The Tatts board told shareholders that it had assessed the revised $4.21 per share bid from Pacific Consortium and decided it would not proceed with the deal.
"Tatts board has determined that the revised indicative proposal is not a superior proposal and cannot reasonably be expected to result in a superior proposal when compared to the proposed Tabcorp merger," the company says in a statement to the ASX.
"In these circumstances, Tatts is unable to provide due diligence or engage with the Pacific Consortium.
"Accordingly, Tatts Board continues to believe that the proposed Tabcorp merger is in the best interests of Tatts shareholders and unanimously recommends the proposed Tabcorp merger."
Analysts had suggested the Tatts board would grant access to its books especially as Perpetual, which owns an 8 per cent stake in Tatts, indicated they thought the revised bid was good enough to allow due diligence.
The Tatts board made up its mind after taking advice from its legal and financial advisers.
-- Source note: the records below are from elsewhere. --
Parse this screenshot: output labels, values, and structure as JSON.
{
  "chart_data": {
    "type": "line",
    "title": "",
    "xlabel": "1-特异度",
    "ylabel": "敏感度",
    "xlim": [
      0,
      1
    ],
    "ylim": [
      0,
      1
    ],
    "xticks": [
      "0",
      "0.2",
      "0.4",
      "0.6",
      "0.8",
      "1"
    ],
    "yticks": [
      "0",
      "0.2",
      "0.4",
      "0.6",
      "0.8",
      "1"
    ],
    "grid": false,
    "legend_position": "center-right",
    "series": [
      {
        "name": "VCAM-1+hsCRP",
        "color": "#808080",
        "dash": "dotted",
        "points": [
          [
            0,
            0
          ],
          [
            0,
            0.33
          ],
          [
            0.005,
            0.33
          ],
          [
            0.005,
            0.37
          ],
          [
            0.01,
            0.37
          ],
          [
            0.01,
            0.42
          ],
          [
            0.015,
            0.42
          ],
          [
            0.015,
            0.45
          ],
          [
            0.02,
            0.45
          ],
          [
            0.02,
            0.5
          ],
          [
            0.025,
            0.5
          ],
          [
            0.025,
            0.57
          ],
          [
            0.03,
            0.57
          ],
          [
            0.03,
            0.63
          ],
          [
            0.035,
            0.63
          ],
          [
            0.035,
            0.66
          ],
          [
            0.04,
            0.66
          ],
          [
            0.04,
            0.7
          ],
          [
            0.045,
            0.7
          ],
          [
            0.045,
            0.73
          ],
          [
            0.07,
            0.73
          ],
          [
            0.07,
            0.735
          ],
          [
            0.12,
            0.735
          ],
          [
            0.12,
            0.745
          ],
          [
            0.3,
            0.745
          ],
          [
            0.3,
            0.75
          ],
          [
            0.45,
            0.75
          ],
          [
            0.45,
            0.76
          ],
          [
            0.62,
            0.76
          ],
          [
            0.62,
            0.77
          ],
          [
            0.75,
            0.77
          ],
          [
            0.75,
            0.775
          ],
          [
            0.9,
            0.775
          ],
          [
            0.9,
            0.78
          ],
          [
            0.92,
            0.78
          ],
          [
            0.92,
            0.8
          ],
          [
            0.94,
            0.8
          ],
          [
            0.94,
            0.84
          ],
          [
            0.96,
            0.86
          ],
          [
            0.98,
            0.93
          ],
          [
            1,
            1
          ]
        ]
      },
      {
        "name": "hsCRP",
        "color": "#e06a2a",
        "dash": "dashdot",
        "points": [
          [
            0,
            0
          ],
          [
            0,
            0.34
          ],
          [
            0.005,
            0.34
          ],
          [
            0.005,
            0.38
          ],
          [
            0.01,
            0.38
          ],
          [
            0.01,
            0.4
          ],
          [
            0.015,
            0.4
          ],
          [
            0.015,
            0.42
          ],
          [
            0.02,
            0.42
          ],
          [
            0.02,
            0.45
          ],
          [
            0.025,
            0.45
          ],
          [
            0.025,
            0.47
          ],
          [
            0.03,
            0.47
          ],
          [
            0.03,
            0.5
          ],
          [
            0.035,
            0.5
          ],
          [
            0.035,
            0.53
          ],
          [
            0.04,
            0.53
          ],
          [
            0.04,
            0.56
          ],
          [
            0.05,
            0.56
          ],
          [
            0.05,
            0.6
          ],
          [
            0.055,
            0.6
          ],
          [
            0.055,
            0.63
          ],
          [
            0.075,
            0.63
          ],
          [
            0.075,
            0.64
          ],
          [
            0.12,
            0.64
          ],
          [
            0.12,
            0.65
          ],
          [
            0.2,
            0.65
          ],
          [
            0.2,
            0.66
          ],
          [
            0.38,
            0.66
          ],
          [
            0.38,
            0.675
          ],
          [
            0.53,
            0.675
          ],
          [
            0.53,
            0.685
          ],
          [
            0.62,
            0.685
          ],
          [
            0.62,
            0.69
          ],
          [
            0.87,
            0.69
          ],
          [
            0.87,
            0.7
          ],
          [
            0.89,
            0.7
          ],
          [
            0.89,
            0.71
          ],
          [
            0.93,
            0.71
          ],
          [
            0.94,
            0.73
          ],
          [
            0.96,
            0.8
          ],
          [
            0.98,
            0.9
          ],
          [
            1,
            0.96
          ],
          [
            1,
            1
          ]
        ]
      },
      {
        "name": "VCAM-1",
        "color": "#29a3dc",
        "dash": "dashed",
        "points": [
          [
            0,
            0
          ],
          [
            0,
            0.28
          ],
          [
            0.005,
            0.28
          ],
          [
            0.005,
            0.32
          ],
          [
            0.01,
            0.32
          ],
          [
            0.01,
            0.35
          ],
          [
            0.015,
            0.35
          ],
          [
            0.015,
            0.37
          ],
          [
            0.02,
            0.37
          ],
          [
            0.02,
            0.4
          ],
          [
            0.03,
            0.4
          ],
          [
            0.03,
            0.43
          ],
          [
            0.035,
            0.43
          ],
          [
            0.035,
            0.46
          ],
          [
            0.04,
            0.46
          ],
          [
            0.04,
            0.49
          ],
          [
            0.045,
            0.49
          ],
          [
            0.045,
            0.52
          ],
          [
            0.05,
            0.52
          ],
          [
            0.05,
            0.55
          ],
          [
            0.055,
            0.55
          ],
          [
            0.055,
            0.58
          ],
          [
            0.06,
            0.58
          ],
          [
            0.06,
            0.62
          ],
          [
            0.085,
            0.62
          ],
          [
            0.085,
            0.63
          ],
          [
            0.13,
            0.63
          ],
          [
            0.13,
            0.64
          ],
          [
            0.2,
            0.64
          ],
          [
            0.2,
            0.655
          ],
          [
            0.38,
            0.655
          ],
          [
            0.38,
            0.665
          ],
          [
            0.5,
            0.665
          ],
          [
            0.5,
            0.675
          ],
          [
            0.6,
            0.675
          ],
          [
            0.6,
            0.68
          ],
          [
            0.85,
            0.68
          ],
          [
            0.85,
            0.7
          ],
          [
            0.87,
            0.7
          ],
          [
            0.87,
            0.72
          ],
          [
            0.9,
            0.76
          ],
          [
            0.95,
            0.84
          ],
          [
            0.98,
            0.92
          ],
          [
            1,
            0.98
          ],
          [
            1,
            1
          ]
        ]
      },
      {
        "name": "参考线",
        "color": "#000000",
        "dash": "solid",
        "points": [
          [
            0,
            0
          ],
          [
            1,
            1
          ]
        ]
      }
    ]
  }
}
The board says its decision was largely based on the fact that the revised offer of $4.21 per share was well below the current market value of $4.47 at the close of trading on April 27.
The Pacific Consortium which includes Kohlberg Kravis Roberts, Morgan Stanley and Macquarie Group last week offered a $7.2 billion cash offer for Tatts after a previous bid had been rejected by the Tatts board in December.
Pacific Consortium will now need to resubmit a superior bid to the Tatts board but will have to move quickly as the proposed Tabcorp merger will be decided by the competition watchdog in May.
The proposed $11 billion merger between Tabcorp and Tatts will be heard in hearings at the Australian Competition Tribunal in May with a decision expected by June.